J'ai beaucoup apprécié cette expérience ciné fort originale. Il est difficile de parler du contenu du film car s'il est certes plutôt évanescent, l'attente dans laquelle est plongée le spectateur me semble un élément vraiment intéressant qu'il serait donc idiot de ruiner. On pourra se contenter de savoir qu'on s'intéresse ici au parcours d'une jeune femme, à 3 étapes de sa vie, enfant adolescente, puis adulte, qui segmentent ainsi le métrage. Le point commun qui lie ces parties m'a paru être le rapport à la sexualité et à son corolaire, la mort. On est ici dans du pur Eros et Thanatos, même si le propos n'est jamais asséné avec lourdeur.

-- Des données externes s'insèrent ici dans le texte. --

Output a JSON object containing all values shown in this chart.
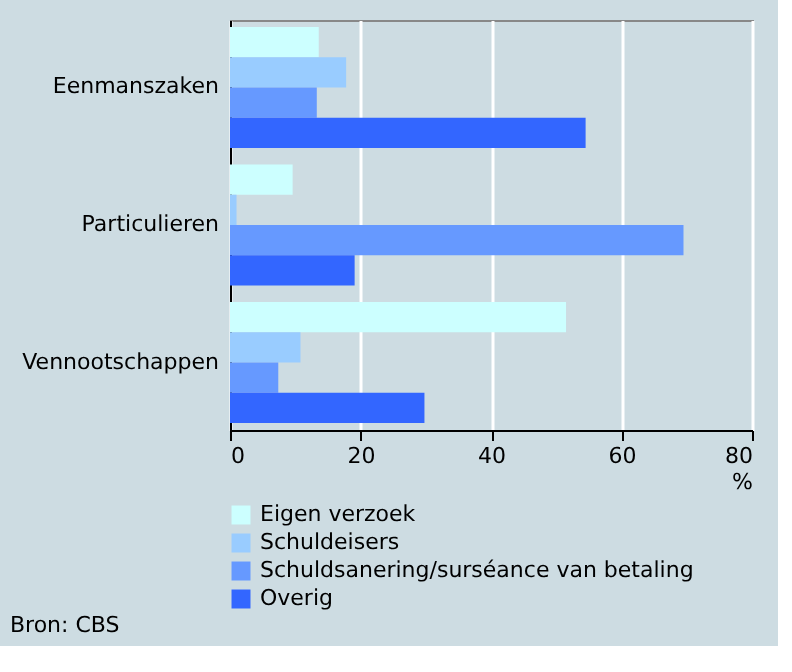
{
  "chart_data": {
    "type": "bar",
    "orientation": "horizontal",
    "xlabel": "%",
    "categories": [
      "Eenmanszaken",
      "Particulieren",
      "Vennootschappen"
    ],
    "series": [
      {
        "name": "Eigen verzoek",
        "color": "#ccffff",
        "values": [
          13.6,
          9.6,
          51.5
        ]
      },
      {
        "name": "Schuldeisers",
        "color": "#99ccff",
        "values": [
          17.8,
          1.0,
          10.8
        ]
      },
      {
        "name": "Schuldsanering/surséance van betaling",
        "color": "#6699ff",
        "values": [
          13.3,
          69.5,
          7.4
        ]
      },
      {
        "name": "Overig",
        "color": "#3366ff",
        "values": [
          54.5,
          19.1,
          29.8
        ]
      }
    ],
    "xlim": [
      0,
      80
    ],
    "xticks": [
      0,
      20,
      40,
      60,
      80
    ],
    "grid": "x",
    "legend": "bottom",
    "annotations": [
      "Bron: CBS"
    ]
  }
}
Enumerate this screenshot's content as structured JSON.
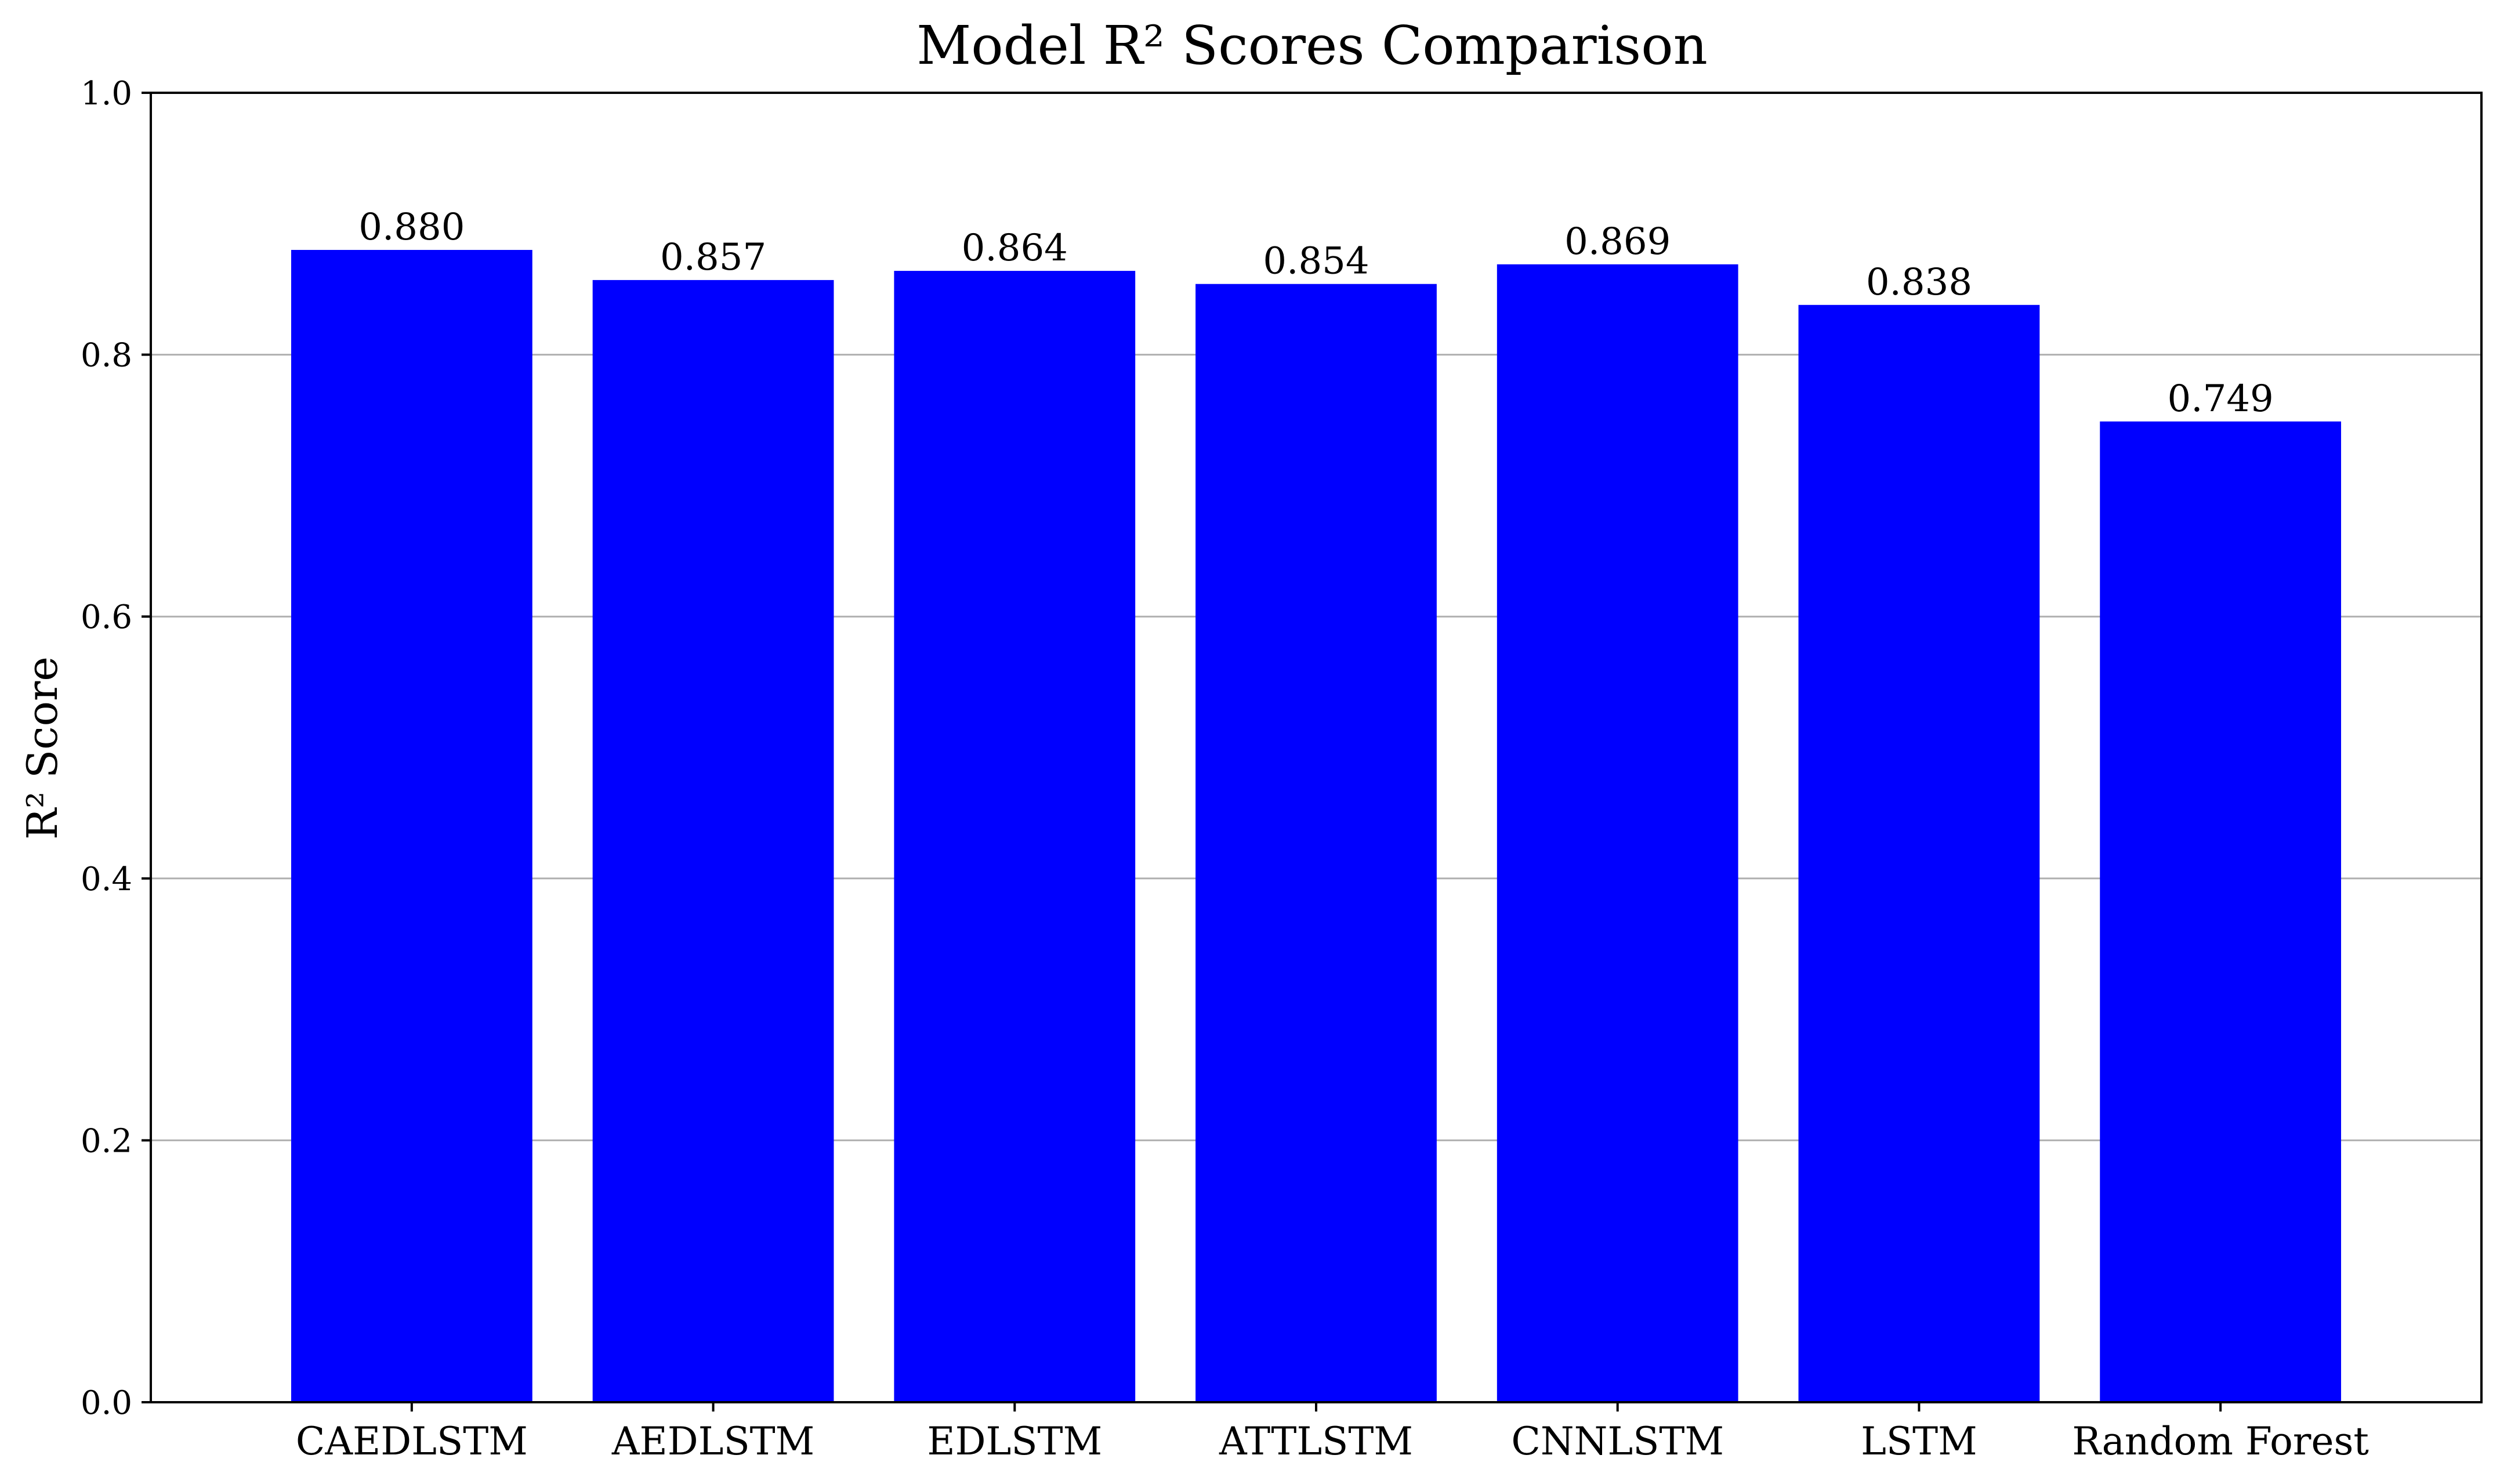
{
  "chart_data": {
    "type": "bar",
    "title": "Model R² Scores Comparison",
    "xlabel": "",
    "ylabel": "R² Score",
    "categories": [
      "CAEDLSTM",
      "AEDLSTM",
      "EDLSTM",
      "ATTLSTM",
      "CNNLSTM",
      "LSTM",
      "Random Forest"
    ],
    "values": [
      0.88,
      0.857,
      0.864,
      0.854,
      0.869,
      0.838,
      0.749
    ],
    "value_labels": [
      "0.880",
      "0.857",
      "0.864",
      "0.854",
      "0.869",
      "0.838",
      "0.749"
    ],
    "ylim": [
      0,
      1.0
    ],
    "yticks": [
      "0.0",
      "0.2",
      "0.4",
      "0.6",
      "0.8",
      "1.0"
    ],
    "grid": "horizontal",
    "bar_color": "#0000ff",
    "grid_color": "#b0b0b0"
  }
}
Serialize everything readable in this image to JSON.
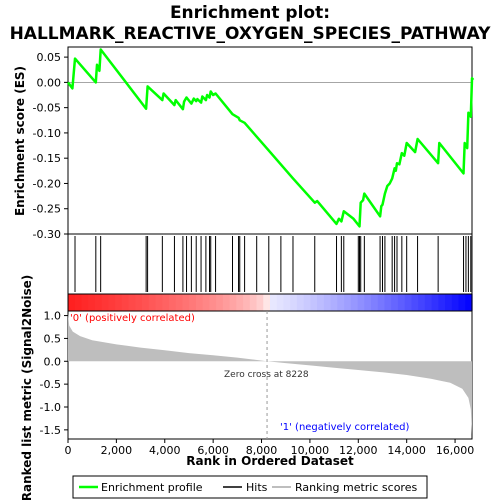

Après, il faut bien avoir conscience que le film frôle l'essai expérimental : quasi-muet, avec des effets de réalisation parfois extrêmes (y'a un passage Spectrum X

), une absence totale d'explications, bref, il faut accepter de se laisser porter. Mais personnellement, j'ai trouvé que cela valait vraiment le coup. En effet, Amer se consacre à un travail sensoriel poussé, avec une mise en avant très importante du son, d'un visuel presque brut, et tente même de partager des sensations tactiles. Cela m'a fait penser aux vidéos de Strange Days où l'on peut revivre le vécu subjectif de l'encodeur, avec ce paraplégique qui se shoote aux vidéos d'un mec qui court sur la plage, submergé par la joie de sentir ses pieds dans le sable humide. Amer, c'est un peu ça par moments (la séquence où la jeune héroïne marche avec du vent qui fait battre ses cheveux et sa robe).
J'ai beaucoup aimé le premier segment, assez angoissant voire cauchemardesque, avec cette identification à l'enfant qui permet de revivre ses propres terreurs infantiles devant cette maison à l'ambiance morbide (ç'a m'a rappelé quelques souvenirs d'il y a bien longtemps). Le deuxième segment m'a également plu, c'est celui qui offre le plus en matière de sensualité, on sent la puberté à fleur de peau, prête à exploser dans une sensorialité potentiellement dangereuse. J'ai un peu moins accroché à la 3ème partie, un peu trop longue et plus classique dans son approche (un effet volontaire afin de monter un affaiblissement des sensations avec l'âge ?), même si elle propose tout de même des éléments intéressants (en plus, y'a plein de bruits de cuir dont je suis hyper fan depuis que j'ai découvert Cruising... J'en viendrais à me demander si je suis pas un fétichiste refoulé

).
En tout cas, j'en suis ressorti troublé comme rarement, avec la sensation d'être encore imprégné de ce que j'avais pu vivre (j'avais même la voix qui tremblait légèrement). Voilà vraiment un film que Paul Waztlawick pourrait penser destiner au cerveau droit, tant il fait appel à la compréhension analogique et figuratif, sans qu'il faille chercher à le rationnaliser ; en même temps, c'est aussi un film très psychanalytique, on est quasiment en mode association libre devant, et les thématiques sont très riches (Eros et Thanatos comme je le disais plus haut, scène primitive, projection fantasmatique...), voilà vraiment le genre de film dont on a envie de pouvoir discuter à distance, après l'avoir doucement digéré.
Je n'ai même pas parlé de l'influence du cinéma italien sur le film, qui l'avait amené à être vendu comme un hommage au giallo, mais c'est parce que c'est un élément qui, bien que flagrant à l'écran (couleurs, ambiance, musiques), m'a semblé vraiment secondaire.
J'ai eu de la chance de le voir au cinéma, dans des conditions qui facilitaient d'autant plus l'immersion sensorielle. C'est un privilège rare du fait de son faible nombre de copies sur le France. Mais que ceux qui le peuvent et qui sont prêts à expérimenter quelque chose de différents n'hésitent pas à aller découvrir ce film qui, je pense, risque de me trotter dans la tête pendant encore quelques temps.